Esiste però un limite da tenere sempre in conto, i nostri occhi. L’occhio umano è in grado di definire un’immagine con una densità di pixel pari a 270 PPI alla distanza di 40cm che arrivano a superare i 300 una volta avvicinato l’occhio al display.
Che collegamento c’è con la fotografia?
Uno degli errori più frequenti, fatto dai fotografi sia in ambito amatoriale che professionale, è quello di credere che il concetto di DPI e PPI vada ad incidere anche nei file da visualizzare in ambito web. Cambiare questi valori non incide sulla risolutezza e sul dettaglio dell’immagine mostrata a video. Ciò accade perché ogni monitor possiede una specifica densità di pixel per pollice e questo valore non può variare come accade in fase di stampa con una stampante. In soldoni tutto questo vuol dire che se per esempio il nostro dispositivo è dotato di un display con densità di pixel pari a 300 PPI e diamo in pasto un’immagine salvata a 150 PPI, questa per ovvi motivi verrà visualizzata sempre a 300 PPI senza cambiare la sua risoluzione.

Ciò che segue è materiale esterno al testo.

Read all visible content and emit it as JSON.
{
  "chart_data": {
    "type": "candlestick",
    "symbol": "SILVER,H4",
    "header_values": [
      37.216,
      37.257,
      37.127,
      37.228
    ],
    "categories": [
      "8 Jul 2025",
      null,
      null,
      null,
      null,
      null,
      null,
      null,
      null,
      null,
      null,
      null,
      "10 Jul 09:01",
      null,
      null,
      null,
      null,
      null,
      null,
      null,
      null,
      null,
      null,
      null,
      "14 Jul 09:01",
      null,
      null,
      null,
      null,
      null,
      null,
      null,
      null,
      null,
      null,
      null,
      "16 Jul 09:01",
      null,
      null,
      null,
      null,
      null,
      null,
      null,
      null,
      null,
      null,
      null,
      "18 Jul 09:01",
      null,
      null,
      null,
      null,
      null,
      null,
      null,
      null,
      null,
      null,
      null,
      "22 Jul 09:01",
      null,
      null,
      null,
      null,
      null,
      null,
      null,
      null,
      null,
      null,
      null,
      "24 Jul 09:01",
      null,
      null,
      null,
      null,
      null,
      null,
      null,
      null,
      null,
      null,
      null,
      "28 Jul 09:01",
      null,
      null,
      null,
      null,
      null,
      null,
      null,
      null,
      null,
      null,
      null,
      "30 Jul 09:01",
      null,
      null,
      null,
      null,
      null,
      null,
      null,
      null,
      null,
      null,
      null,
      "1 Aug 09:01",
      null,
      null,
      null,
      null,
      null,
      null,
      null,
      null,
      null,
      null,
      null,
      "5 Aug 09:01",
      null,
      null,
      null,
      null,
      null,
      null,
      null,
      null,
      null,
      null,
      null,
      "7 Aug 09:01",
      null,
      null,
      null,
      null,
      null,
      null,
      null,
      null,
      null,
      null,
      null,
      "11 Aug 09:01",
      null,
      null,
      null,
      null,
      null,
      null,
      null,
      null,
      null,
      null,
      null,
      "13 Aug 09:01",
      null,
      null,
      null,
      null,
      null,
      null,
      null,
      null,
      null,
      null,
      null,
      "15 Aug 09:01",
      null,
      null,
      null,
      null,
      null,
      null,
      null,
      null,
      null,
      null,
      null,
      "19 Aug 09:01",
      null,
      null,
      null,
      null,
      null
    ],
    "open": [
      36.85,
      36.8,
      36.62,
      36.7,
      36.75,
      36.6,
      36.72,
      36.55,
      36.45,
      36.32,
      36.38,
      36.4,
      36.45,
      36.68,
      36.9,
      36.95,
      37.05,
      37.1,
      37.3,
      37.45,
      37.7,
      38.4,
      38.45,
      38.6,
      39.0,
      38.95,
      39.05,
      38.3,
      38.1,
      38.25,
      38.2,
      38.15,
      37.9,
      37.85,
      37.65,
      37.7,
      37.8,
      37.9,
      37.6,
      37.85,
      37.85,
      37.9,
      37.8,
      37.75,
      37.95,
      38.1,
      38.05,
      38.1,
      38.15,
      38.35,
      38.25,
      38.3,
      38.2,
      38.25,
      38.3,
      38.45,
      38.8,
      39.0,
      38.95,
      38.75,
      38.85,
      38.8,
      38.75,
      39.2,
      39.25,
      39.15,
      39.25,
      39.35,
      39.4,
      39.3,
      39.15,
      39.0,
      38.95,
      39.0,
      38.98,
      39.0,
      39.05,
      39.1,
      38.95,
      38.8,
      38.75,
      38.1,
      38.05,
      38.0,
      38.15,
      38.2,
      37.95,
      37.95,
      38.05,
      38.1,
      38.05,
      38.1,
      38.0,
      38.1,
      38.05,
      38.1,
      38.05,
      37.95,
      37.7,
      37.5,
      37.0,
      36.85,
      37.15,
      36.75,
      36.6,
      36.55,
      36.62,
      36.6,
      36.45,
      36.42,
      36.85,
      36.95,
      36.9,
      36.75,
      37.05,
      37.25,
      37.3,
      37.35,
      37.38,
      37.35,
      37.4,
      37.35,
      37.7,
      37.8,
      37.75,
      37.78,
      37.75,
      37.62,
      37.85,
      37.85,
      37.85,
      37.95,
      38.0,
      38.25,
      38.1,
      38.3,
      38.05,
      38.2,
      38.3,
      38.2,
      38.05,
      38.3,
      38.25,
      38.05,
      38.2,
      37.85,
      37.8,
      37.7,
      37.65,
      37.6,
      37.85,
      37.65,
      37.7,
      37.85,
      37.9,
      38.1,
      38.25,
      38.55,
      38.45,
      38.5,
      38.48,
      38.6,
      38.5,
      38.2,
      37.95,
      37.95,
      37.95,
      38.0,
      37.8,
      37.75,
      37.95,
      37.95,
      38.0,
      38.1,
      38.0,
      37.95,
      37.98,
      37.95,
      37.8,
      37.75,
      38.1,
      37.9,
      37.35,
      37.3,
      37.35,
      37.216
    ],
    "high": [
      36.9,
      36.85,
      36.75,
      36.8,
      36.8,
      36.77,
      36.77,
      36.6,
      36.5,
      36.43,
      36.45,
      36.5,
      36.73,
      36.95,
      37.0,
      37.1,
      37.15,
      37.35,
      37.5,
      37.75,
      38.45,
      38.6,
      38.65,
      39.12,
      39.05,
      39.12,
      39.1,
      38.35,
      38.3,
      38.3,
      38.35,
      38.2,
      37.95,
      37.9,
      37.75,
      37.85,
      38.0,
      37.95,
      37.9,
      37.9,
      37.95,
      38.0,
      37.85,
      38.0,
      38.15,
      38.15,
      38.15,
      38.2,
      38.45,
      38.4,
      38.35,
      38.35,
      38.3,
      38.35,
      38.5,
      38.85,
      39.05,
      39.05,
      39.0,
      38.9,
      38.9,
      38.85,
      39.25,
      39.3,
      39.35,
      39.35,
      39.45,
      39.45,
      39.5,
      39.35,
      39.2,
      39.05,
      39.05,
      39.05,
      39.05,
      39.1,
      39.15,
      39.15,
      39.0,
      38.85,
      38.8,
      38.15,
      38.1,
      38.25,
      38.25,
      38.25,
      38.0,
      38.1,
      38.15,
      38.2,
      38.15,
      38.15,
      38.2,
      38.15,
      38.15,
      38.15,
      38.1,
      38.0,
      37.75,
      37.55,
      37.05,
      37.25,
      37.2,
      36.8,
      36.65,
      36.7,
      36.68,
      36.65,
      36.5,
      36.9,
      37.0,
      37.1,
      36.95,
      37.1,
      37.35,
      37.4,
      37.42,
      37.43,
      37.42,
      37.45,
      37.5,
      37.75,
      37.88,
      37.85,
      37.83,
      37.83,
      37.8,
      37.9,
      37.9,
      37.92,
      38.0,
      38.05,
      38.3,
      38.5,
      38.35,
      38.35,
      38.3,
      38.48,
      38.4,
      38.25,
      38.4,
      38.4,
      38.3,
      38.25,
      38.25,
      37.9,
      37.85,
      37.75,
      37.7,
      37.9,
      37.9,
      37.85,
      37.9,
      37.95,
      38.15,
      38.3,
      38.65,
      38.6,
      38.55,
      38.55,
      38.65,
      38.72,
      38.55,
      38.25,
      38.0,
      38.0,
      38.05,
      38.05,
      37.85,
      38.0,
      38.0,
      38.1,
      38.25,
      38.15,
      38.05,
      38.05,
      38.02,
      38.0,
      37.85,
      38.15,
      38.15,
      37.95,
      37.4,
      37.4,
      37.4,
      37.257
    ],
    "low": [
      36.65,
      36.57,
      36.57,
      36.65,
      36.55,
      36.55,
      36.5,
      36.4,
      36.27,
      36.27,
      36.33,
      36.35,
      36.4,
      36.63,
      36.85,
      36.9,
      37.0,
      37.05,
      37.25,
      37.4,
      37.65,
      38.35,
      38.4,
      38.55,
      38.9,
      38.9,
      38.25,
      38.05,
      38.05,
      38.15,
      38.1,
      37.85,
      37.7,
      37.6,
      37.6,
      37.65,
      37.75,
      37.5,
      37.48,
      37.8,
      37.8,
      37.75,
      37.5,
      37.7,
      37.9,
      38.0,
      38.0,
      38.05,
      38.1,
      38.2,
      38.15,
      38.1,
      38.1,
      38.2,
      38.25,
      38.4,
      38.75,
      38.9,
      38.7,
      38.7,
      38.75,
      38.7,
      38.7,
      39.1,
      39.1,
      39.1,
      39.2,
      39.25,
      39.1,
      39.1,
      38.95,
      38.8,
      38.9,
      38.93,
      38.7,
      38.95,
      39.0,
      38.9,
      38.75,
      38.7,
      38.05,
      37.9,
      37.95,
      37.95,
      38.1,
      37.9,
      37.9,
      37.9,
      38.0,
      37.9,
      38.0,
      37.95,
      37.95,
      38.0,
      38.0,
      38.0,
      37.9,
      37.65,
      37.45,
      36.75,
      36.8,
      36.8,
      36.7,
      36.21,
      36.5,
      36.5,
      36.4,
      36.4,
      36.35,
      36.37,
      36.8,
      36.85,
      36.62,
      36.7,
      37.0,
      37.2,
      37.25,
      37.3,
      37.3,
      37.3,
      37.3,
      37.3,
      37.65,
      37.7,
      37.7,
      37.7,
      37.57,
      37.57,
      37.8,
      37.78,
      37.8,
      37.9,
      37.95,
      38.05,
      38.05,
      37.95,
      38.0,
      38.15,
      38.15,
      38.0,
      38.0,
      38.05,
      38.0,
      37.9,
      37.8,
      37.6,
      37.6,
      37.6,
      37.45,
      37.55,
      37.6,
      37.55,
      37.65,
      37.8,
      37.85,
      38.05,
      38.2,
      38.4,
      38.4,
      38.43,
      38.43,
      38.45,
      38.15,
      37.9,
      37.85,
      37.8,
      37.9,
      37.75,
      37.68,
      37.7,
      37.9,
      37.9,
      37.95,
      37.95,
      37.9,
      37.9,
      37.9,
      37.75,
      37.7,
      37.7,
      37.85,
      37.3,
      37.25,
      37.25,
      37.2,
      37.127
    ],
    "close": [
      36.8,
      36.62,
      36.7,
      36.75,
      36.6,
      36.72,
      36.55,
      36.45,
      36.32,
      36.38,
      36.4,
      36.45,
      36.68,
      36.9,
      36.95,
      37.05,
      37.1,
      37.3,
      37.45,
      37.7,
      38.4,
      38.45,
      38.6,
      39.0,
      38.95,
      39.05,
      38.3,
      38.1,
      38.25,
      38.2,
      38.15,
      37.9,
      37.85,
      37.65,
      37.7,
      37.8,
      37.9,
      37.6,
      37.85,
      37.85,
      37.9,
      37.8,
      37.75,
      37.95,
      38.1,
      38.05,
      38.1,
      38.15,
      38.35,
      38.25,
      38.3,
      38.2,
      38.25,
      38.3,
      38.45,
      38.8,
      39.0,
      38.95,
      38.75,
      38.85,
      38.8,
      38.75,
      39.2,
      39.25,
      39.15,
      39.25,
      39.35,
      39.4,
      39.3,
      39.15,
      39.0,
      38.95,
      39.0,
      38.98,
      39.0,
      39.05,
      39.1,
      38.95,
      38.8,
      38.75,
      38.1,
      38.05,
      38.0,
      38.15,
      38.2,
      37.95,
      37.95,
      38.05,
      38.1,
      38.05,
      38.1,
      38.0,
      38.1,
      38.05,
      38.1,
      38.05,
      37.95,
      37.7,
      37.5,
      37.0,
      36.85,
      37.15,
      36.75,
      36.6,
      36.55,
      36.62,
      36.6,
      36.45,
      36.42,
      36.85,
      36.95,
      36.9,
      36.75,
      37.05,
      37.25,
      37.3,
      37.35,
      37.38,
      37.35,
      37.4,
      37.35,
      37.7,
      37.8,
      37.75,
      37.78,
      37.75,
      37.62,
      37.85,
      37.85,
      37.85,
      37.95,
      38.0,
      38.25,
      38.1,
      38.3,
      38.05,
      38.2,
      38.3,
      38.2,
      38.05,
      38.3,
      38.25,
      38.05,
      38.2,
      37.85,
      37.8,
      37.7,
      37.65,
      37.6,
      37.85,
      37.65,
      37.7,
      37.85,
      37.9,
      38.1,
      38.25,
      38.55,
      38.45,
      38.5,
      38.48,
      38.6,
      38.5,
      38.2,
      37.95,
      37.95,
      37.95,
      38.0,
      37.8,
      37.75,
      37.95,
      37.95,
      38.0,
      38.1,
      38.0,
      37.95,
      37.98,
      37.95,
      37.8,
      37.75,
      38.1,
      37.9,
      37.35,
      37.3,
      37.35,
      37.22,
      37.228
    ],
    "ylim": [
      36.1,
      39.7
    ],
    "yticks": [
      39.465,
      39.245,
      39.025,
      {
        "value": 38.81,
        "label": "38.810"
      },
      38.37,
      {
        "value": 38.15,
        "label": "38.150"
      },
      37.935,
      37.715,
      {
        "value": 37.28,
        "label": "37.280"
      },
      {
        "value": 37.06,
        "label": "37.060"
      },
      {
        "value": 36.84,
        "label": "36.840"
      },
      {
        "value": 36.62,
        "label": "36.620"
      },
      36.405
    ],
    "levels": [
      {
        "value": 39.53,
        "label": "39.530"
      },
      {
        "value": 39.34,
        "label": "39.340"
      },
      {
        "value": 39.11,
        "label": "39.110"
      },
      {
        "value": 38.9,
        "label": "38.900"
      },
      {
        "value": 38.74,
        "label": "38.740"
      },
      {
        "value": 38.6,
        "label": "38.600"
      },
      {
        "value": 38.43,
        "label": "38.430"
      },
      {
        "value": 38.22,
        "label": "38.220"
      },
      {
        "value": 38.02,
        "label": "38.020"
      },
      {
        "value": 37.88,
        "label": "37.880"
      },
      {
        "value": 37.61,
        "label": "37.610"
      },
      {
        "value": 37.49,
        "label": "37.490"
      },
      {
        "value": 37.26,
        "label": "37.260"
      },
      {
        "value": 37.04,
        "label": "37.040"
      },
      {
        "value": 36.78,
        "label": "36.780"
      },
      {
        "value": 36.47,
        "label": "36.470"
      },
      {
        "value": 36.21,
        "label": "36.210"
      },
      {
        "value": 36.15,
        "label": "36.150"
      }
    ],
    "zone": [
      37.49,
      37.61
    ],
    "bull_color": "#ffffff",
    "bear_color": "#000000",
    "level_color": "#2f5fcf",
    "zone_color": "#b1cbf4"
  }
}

Quanto detto precedentemente serve a farvi capire che in ambito web non ha senso parlare di DPI/PPI bensì occorre ragionare in termini di pixel. Questi ci permettono di capire quanto l’immagine è effettivamente grande.
Come si calcolano i PPI?
Per calcolare questo valore occorre rifarsi al teorema di Pitagora. Basta prendere la diagonale dello schermo in questione, misurarla in pollici e questa sarà l’ipotenusa dei nostri due triangoli rettangoli immaginari formatisi con la diagonale tracciata in precedenza. Per sapere quanti pollici ci sono per ogni pixel della diagonale tracciata basterà calcolare la radice quadrata della somma dei due cateti (le dimensioni orizzontali e verticali dello schermo in termini di pixel). Questa formula è valida solo con display dotati di matrice RGB, per altri tipi di display invece va adattata.
Conclusioni
Nella pratica, in sostanza, ci sono diverse situazioni in cui è necessario conoscere queste basi teoriche. Immaginiamo di voler stampare una foto a 300 DPI e sappiamo che il nostro schermo riproduce 200 PPI. In questo caso guardando la foto al 100% avremo una densità di pixel 1,5 volte più bassa di quella che risulterà su carta. La situazione ideale sarebbe quella di lavorare questo genere di file su uno schermo dotato di densità di pixel pari a 300 PPI.
Ovviamente discorso a parte va fatto per l’ambito web dove si presuppone che non tutti gli utenti siano dotati di display con densità di pixel elevate e per limitare questo problema basterà lavorare su un ingrandimento che pareggi la densità con quella più comune di 100 PPI.